Linear Regression Analysis - Part 2
Now that you understand the Pearson test, let’s start working towards a real world example. But first…
You’re likely going to be pulling your variables from a structured database, so, what would this look like?
Table - ProductInformation
Brand | Price | Rating | SalesTerritory | Sales |
---|---|---|---|---|
Brand A | 50.00 | 2.5 | Territory A | 323 |
Brand A | 50.00 | 5.0 | Territory B | 891 |
Brand A | 50.00 | 1.0 | Territory C | 104 |
Brand B | 45.00 | 5.0 | Territory A | 1240 |
Brand B | 45.00 | 4.0 | Territory B | 843 |
Brand B | 45.00 | 4.0 | Territory C | 923 |
Brand C | 55.00 | 3.5 | Territory A | 409 |
Brand C | 55.00 | 5.0 | Territory B | 822 |
Brand C | 55.00 | 4.5 | Territory C | 659 |
So, how would you interact with this data? SQL.
SQL is fun, and incredibly easy to learn! It’s worth your time to get a handle of the basic syntax, which is highly transferable between flavors; SQL, MySQL, PostgreSQL etc all share largely the same fundamental querying verbage. I’ll give you a few simple functional examples before we get back to regression analysis.
Let’s say you are only interested in the rows containing Brand A, you could extract it’s information with the following query:
SELECT * FROM ProductInformation WHERE Brand = ‘Brand A’
Your output would be:
Brand | Price | Rating | SalesTerritory | Sales |
---|---|---|---|---|
Brand A | 50.00 | 2.5 | Territory A | 323 |
Brand A | 50.00 | 5.0 | Territory B | 891 |
Brand A | 50.00 | 1.0 | Territory C | 104 |
You selected every column by using the * symbol, and constrained the results to the rows also containing Brand A.
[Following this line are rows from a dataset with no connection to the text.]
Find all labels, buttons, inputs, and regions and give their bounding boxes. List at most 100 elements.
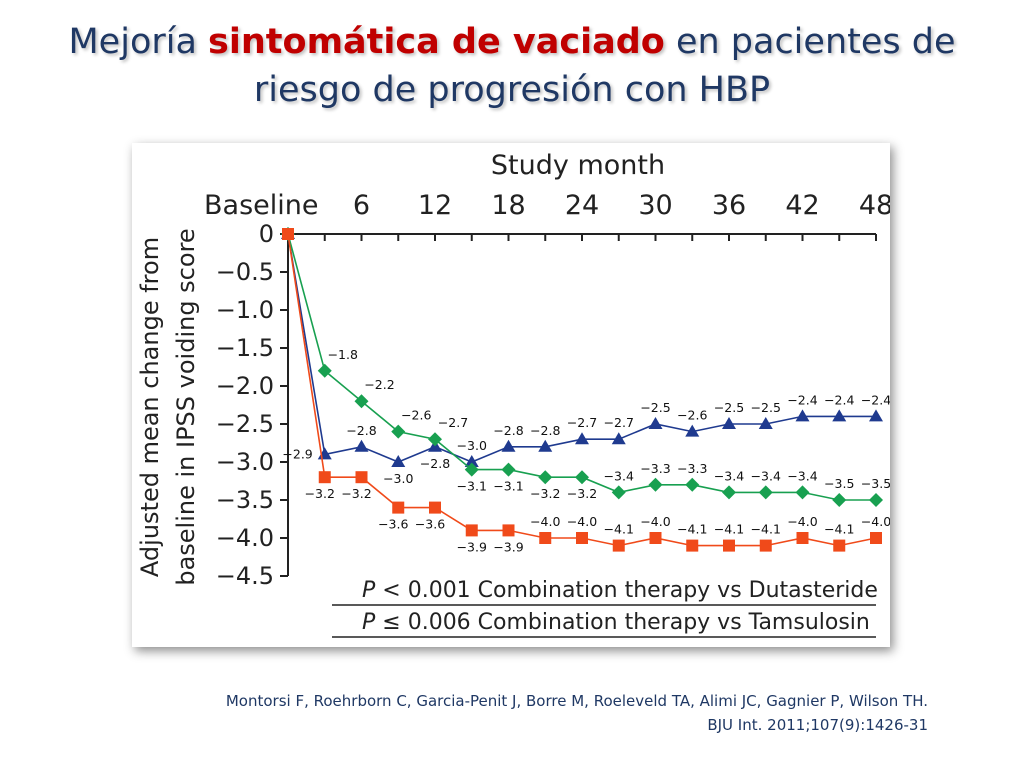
data-label: −4.0	[787, 514, 817, 529]
data-point-square	[686, 539, 699, 552]
annotation-body-2: ≤ 0.006 Combination therapy vs Tamsulosi…	[375, 610, 870, 635]
data-label: −3.4	[787, 468, 817, 483]
data-label: −2.4	[861, 392, 890, 407]
data-label: −4.1	[824, 522, 854, 537]
pvalue-annotation-1: P < 0.001 Combination therapy vs Dutaste…	[332, 578, 878, 606]
data-point-diamond	[575, 470, 589, 485]
data-label: −2.9	[282, 446, 312, 461]
y-tick-label: −0.5	[216, 258, 274, 286]
data-label: −4.0	[567, 514, 597, 529]
data-label: −2.8	[346, 423, 376, 438]
data-point-diamond	[464, 462, 479, 477]
y-tick-label: −2.0	[216, 372, 274, 400]
data-label: −2.8	[530, 423, 560, 438]
data-point-square	[282, 228, 294, 240]
data-point-triangle	[538, 439, 553, 452]
data-label: −3.0	[383, 471, 413, 486]
data-label: −3.1	[457, 479, 487, 494]
data-point-diamond	[685, 477, 700, 492]
y-tick-label: −3.0	[216, 448, 274, 476]
y-axis-title-line1: Adjusted mean change from	[136, 237, 164, 577]
data-label: −3.4	[751, 468, 781, 483]
x-tick-label: 36	[712, 190, 746, 221]
data-point-triangle	[464, 455, 479, 467]
citation-journal: BJU Int. 2011;107(9):1426-31	[707, 716, 928, 734]
data-point-diamond	[391, 424, 406, 439]
data-label: −3.5	[824, 476, 854, 491]
citation-authors: Montorsi F, Roehrborn C, Garcia-Penit J,…	[225, 692, 928, 710]
data-label: −4.1	[714, 522, 744, 537]
data-label: −4.0	[640, 514, 670, 529]
data-point-square	[576, 532, 588, 544]
data-point-square	[759, 539, 772, 552]
data-label: −3.2	[341, 486, 371, 501]
data-point-square	[465, 524, 478, 537]
data-point-triangle	[869, 409, 883, 422]
x-tick-label: Baseline	[204, 190, 318, 221]
data-label: −3.1	[493, 479, 523, 494]
data-point-diamond	[869, 493, 883, 507]
data-point-square	[796, 532, 809, 544]
data-point-square	[392, 501, 405, 514]
data-point-diamond	[538, 470, 553, 485]
annotation-p-2: P	[362, 610, 376, 635]
annotation-p-1: P	[362, 578, 376, 603]
data-label: −4.1	[604, 522, 634, 537]
data-label: −3.3	[640, 461, 670, 476]
data-label: −2.6	[677, 408, 707, 423]
data-point-square	[429, 501, 441, 514]
data-label: −3.2	[530, 486, 560, 501]
data-point-diamond	[428, 432, 442, 447]
x-tick-label: 6	[353, 190, 370, 221]
data-label: −2.4	[824, 392, 854, 407]
data-point-triangle	[501, 439, 516, 452]
data-point-square	[649, 532, 662, 544]
data-label: −2.7	[567, 415, 597, 430]
x-tick-label: 24	[565, 190, 599, 221]
y-tick-label: −1.0	[216, 296, 274, 324]
data-label: −3.0	[457, 438, 487, 453]
data-label: −4.1	[751, 522, 781, 537]
chart-series	[281, 227, 883, 552]
data-point-triangle	[354, 439, 369, 452]
data-label: −2.4	[787, 392, 817, 407]
data-point-triangle	[722, 417, 736, 429]
data-label: −2.7	[604, 415, 634, 430]
data-point-diamond	[648, 477, 663, 492]
citation: Montorsi F, Roehrborn C, Garcia-Penit J,…	[226, 689, 928, 737]
data-point-triangle	[575, 432, 589, 445]
data-point-triangle	[795, 409, 810, 422]
y-tick-label: −2.5	[216, 410, 274, 438]
data-point-triangle	[685, 424, 700, 437]
data-point-diamond	[317, 363, 332, 378]
data-label: −3.2	[567, 486, 597, 501]
data-point-square	[502, 524, 515, 537]
data-label: −2.5	[751, 400, 781, 415]
data-point-diamond	[722, 485, 736, 500]
x-tick-label: 12	[418, 190, 452, 221]
x-tick-label: 42	[785, 190, 819, 221]
data-label: −3.6	[415, 517, 445, 532]
data-point-triangle	[611, 432, 626, 445]
data-label: −2.7	[438, 415, 468, 430]
data-label: −2.8	[493, 423, 523, 438]
data-label: −3.5	[861, 476, 890, 491]
data-label: −3.4	[604, 468, 634, 483]
chart-data-labels: −2.9 −2.8 −3.0 −2.8 −3.0 −2.8 −2.8 −2.7 −2.7 −2.5…	[282, 347, 890, 555]
data-label: −2.5	[640, 400, 670, 415]
data-point-triangle	[758, 417, 773, 429]
data-label: −2.5	[714, 400, 744, 415]
data-label: −3.9	[493, 539, 523, 554]
data-point-diamond	[501, 462, 516, 477]
y-tick-label: −4.5	[216, 562, 274, 590]
data-label: −2.2	[364, 377, 394, 392]
data-point-square	[539, 532, 552, 544]
data-label: −3.3	[677, 461, 707, 476]
x-axis-title: Study month	[491, 150, 665, 181]
title-part2: en pacientes de riesgo de progresión con…	[253, 22, 956, 110]
data-point-triangle	[391, 455, 406, 467]
data-label: −4.0	[530, 514, 560, 529]
data-point-triangle	[832, 409, 847, 422]
pvalue-annotation-2: P ≤ 0.006 Combination therapy vs Tamsulo…	[332, 610, 876, 638]
data-point-diamond	[832, 493, 847, 507]
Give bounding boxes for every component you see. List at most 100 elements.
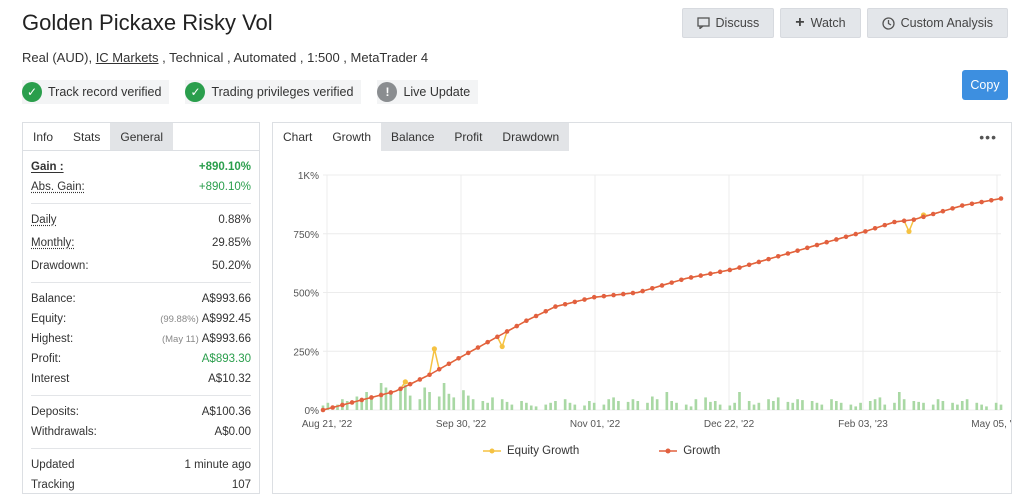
daily-bar <box>345 401 349 410</box>
gain-label[interactable]: Gain : <box>31 161 64 173</box>
equity-value: A$992.45 <box>201 313 251 325</box>
equity-growth-point <box>402 379 408 385</box>
growth-point <box>349 400 355 405</box>
growth-point <box>872 225 878 231</box>
more-options-icon[interactable]: ••• <box>979 129 997 145</box>
discuss-button[interactable]: Discuss <box>681 8 775 38</box>
daily-bar <box>854 406 858 410</box>
abs-gain-label[interactable]: Abs. Gain: <box>31 181 85 193</box>
growth-point <box>359 397 365 403</box>
daily-bar <box>897 392 901 410</box>
daily-bar <box>563 399 567 410</box>
growth-point <box>969 201 975 207</box>
daily-bar <box>534 406 538 410</box>
daily-bar <box>408 395 412 410</box>
growth-point <box>795 248 800 253</box>
daily-bar <box>365 392 368 410</box>
growth-point <box>727 267 733 273</box>
y-tick-label: 250% <box>293 347 319 358</box>
badge-label: Trading privileges verified <box>211 85 354 99</box>
growth-point <box>640 288 645 294</box>
growth-point <box>650 285 655 291</box>
badge-label: Live Update <box>403 85 471 99</box>
balance-value: A$993.66 <box>201 293 251 305</box>
growth-point <box>756 259 762 265</box>
daily-bar <box>791 402 795 410</box>
x-tick-label: May 05, '23 <box>971 419 1011 430</box>
header-actions: Discuss + Watch Custom Analysis <box>681 8 1008 38</box>
custom-analysis-button[interactable]: Custom Analysis <box>866 8 1008 38</box>
growth-point <box>436 366 442 372</box>
growth-point <box>407 381 413 387</box>
exclamation-icon: ! <box>377 82 398 102</box>
daily-bar <box>839 402 843 410</box>
daily-bar <box>728 405 732 410</box>
x-tick-label: Nov 01, '22 <box>570 419 621 430</box>
growth-point <box>630 290 636 296</box>
daily-bar <box>650 396 654 410</box>
daily-bar <box>336 404 339 410</box>
growth-point <box>882 222 888 228</box>
daily-bar <box>975 402 979 410</box>
daily-bar <box>602 404 606 410</box>
legend-growth[interactable]: Growth <box>659 445 720 457</box>
daily-bar <box>452 397 456 410</box>
withdrawals-label: Withdrawals: <box>31 426 97 438</box>
stat-balance: Balance: A$993.66 <box>31 289 251 309</box>
growth-point <box>504 329 510 334</box>
stat-updated: Updated 1 minute ago <box>31 455 251 475</box>
tab-balance[interactable]: Balance <box>381 123 445 151</box>
y-tick-label: 0% <box>305 406 320 417</box>
growth-point <box>959 203 965 208</box>
daily-bar <box>520 401 523 410</box>
legend-equity-growth[interactable]: Equity Growth <box>483 445 579 457</box>
legend-growth-swatch <box>659 448 678 454</box>
daily-bar <box>980 404 983 410</box>
growth-point <box>843 234 849 240</box>
tab-general[interactable]: General <box>110 123 174 150</box>
tab-drawdown[interactable]: Drawdown <box>492 123 570 151</box>
growth-point <box>388 390 394 395</box>
daily-bar <box>776 397 780 410</box>
tab-growth[interactable]: Growth <box>322 123 382 151</box>
daily-bar <box>801 400 804 410</box>
stat-interest: Interest A$10.32 <box>31 369 251 389</box>
daily-bar <box>529 405 533 410</box>
daily-bar <box>554 401 557 410</box>
daily-bar <box>956 404 959 410</box>
daily-bar <box>810 401 814 410</box>
growth-point <box>485 339 490 345</box>
growth-point <box>620 291 626 297</box>
growth-point <box>398 386 403 392</box>
stat-drawdown: Drawdown: 50.20% <box>31 256 251 276</box>
daily-bar <box>626 401 630 410</box>
tab-profit[interactable]: Profit <box>444 123 493 151</box>
gain-value: +890.10% <box>198 161 251 173</box>
daily-bar <box>670 401 674 410</box>
drawdown-value: 50.20% <box>211 260 251 272</box>
monthly-label[interactable]: Monthly: <box>31 237 75 249</box>
tab-chart[interactable]: Chart <box>283 130 313 144</box>
plus-icon: + <box>795 14 805 31</box>
daily-label[interactable]: Daily <box>31 214 57 226</box>
tab-stats[interactable]: Stats <box>63 123 111 150</box>
daily-bar <box>389 393 393 410</box>
subtitle-account-type: Real (AUD), <box>22 50 96 65</box>
y-tick-label: 500% <box>293 289 319 300</box>
daily-bar <box>752 404 756 410</box>
tab-info[interactable]: Info <box>23 123 64 150</box>
growth-point <box>698 273 704 278</box>
daily-bar <box>631 399 635 410</box>
daily-bar <box>665 392 669 410</box>
copy-button[interactable]: Copy <box>962 70 1008 100</box>
broker-link[interactable]: IC Markets <box>95 50 159 65</box>
daily-bar <box>384 387 388 410</box>
daily-bar <box>859 402 862 410</box>
account-subtitle: Real (AUD), IC Markets , Technical , Aut… <box>22 50 428 65</box>
live-update-badge: ! Live Update <box>377 80 479 104</box>
watch-button[interactable]: + Watch <box>780 8 861 38</box>
growth-point <box>465 350 471 356</box>
highest-label: Highest: <box>31 333 74 345</box>
daily-bar <box>505 401 509 410</box>
growth-point <box>611 292 616 298</box>
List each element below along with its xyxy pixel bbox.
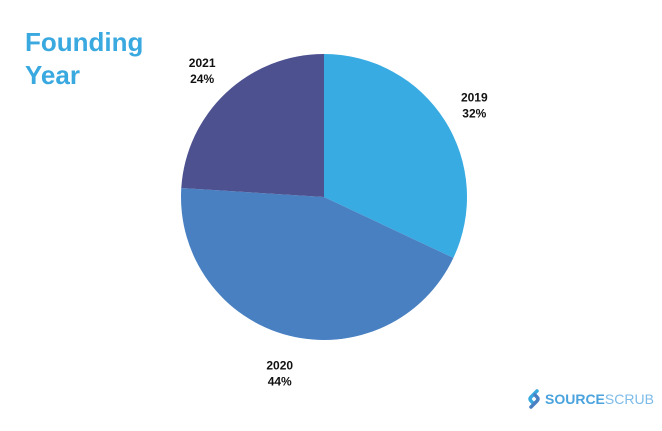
sourcescrub-logo: SOURCESCRUB — [527, 389, 654, 409]
chart-title: Founding Year — [25, 27, 144, 90]
logo-text-light: SCRUB — [604, 391, 654, 407]
logo-text-bold: SOURCE — [545, 391, 605, 407]
slice-percent: 32% — [462, 107, 486, 121]
pie-slice-2021 — [181, 54, 324, 197]
slice-percent: 24% — [190, 72, 214, 86]
pie-slice-2020 — [181, 188, 454, 340]
slice-label: 2019 — [461, 91, 488, 105]
slice-label: 2021 — [189, 56, 216, 70]
slice-percent: 44% — [268, 374, 292, 388]
logo-s-icon — [528, 389, 540, 409]
pie-slice-2019 — [324, 54, 468, 258]
slice-label: 2020 — [266, 358, 293, 372]
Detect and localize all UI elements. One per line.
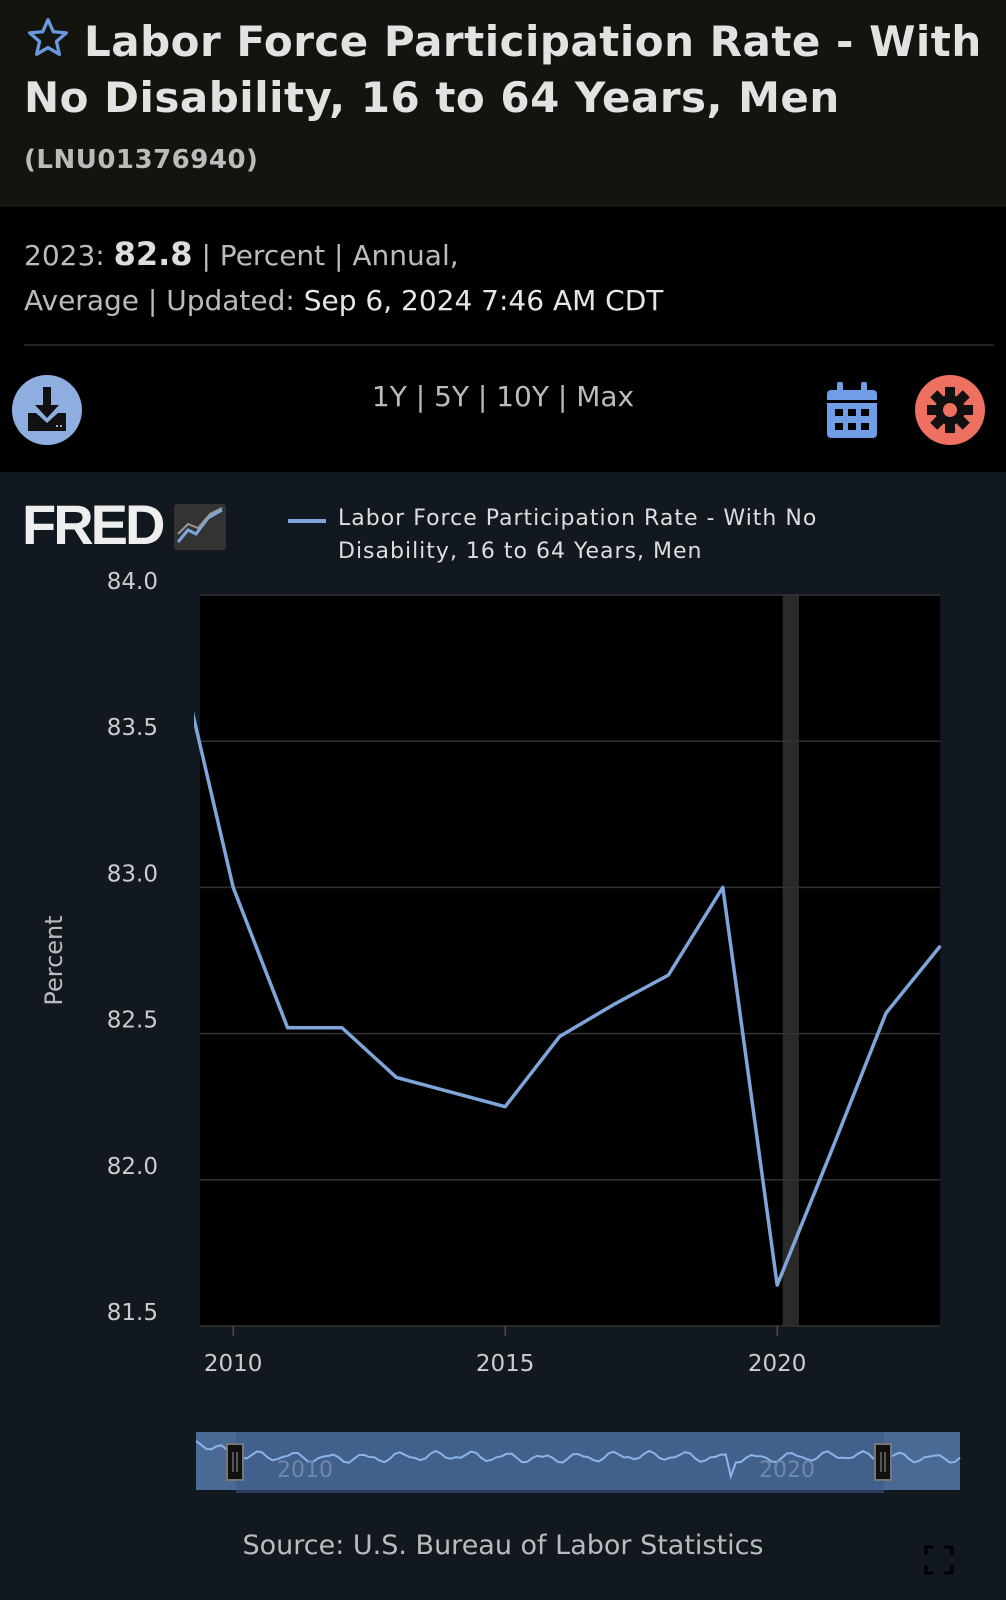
fred-logo: FRED: [22, 492, 227, 557]
period: 2023:: [24, 239, 105, 272]
separator: |: [477, 380, 488, 413]
fullscreen-icon[interactable]: [924, 1545, 954, 1575]
updated-date: Sep 6, 2024 7:46 AM CDT: [303, 284, 664, 317]
gear-icon: [927, 387, 973, 433]
separator: |: [415, 380, 426, 413]
download-icon: [28, 387, 66, 431]
line-chart-icon: [174, 504, 227, 550]
range-5y[interactable]: 5Y: [434, 380, 469, 413]
series-header: Labor Force Participation Rate - With No…: [0, 0, 1006, 207]
range-10y[interactable]: 10Y: [496, 380, 549, 413]
range-1y[interactable]: 1Y: [371, 380, 407, 413]
calendar-icon[interactable]: [827, 382, 877, 438]
divider: [24, 344, 994, 346]
series-meta: 2023: 82.8 | Percent | Annual, Average |…: [24, 232, 724, 323]
chart-panel: [0, 472, 1006, 1600]
title-text: Labor Force Participation Rate - With No…: [24, 17, 982, 122]
legend-label: Labor Force Participation Rate - With No…: [338, 506, 818, 564]
series-id: (LNU01376940): [24, 145, 259, 175]
units: | Percent | Annual,: [201, 239, 459, 272]
settings-button[interactable]: [915, 375, 985, 445]
legend-swatch: [288, 519, 326, 523]
separator: |: [557, 380, 568, 413]
series-title: Labor Force Participation Rate - With No…: [24, 14, 982, 188]
range-selector: 1Y | 5Y | 10Y | Max: [0, 380, 1006, 413]
download-button[interactable]: [12, 375, 82, 445]
star-icon[interactable]: [24, 16, 72, 60]
source-text: Source: U.S. Bureau of Labor Statistics: [242, 1530, 764, 1561]
latest-value: 82.8: [113, 235, 193, 273]
range-max[interactable]: Max: [576, 380, 635, 413]
frequency-updated-label: Average | Updated:: [24, 284, 295, 317]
Now, let’s say you wanted to find the poorest performing region for Brand A, and return a list ranked by lowest sales.
You would query:
SELECT SalesTerritory, Rating, Sales FROM ProductInformation ORDER BY TotalSales ASC
Your output would be:
SalesTerritory | Rating | Sales |
---|---|---|
Territory C | 1.0 | 104 |
Territory A | 2.5 | 323 |
Territory B | 5.0 | 891 |
Here, you defined the specific columns you wanted by name, and ordered them from lowest-to-highest by using the ASC keywork, short for ASCending. We can see that Territory C needs some serious market research to understand the poor performance.
You can even engage in data analysis and manipulation just using SQL. Reusing the above example, we will generate a report with a column called “TotalSales” that sums up the sales throughout each division:
SELECT SUM(Sales) AS TotalSales FROM ProductInformation
TotalSales |
---|
6214 |
We’ll get deeper into SQL at another date and cover features like JOIN and INSERT, but I hope you see how simple and intuitive the SQL syntax itself can be.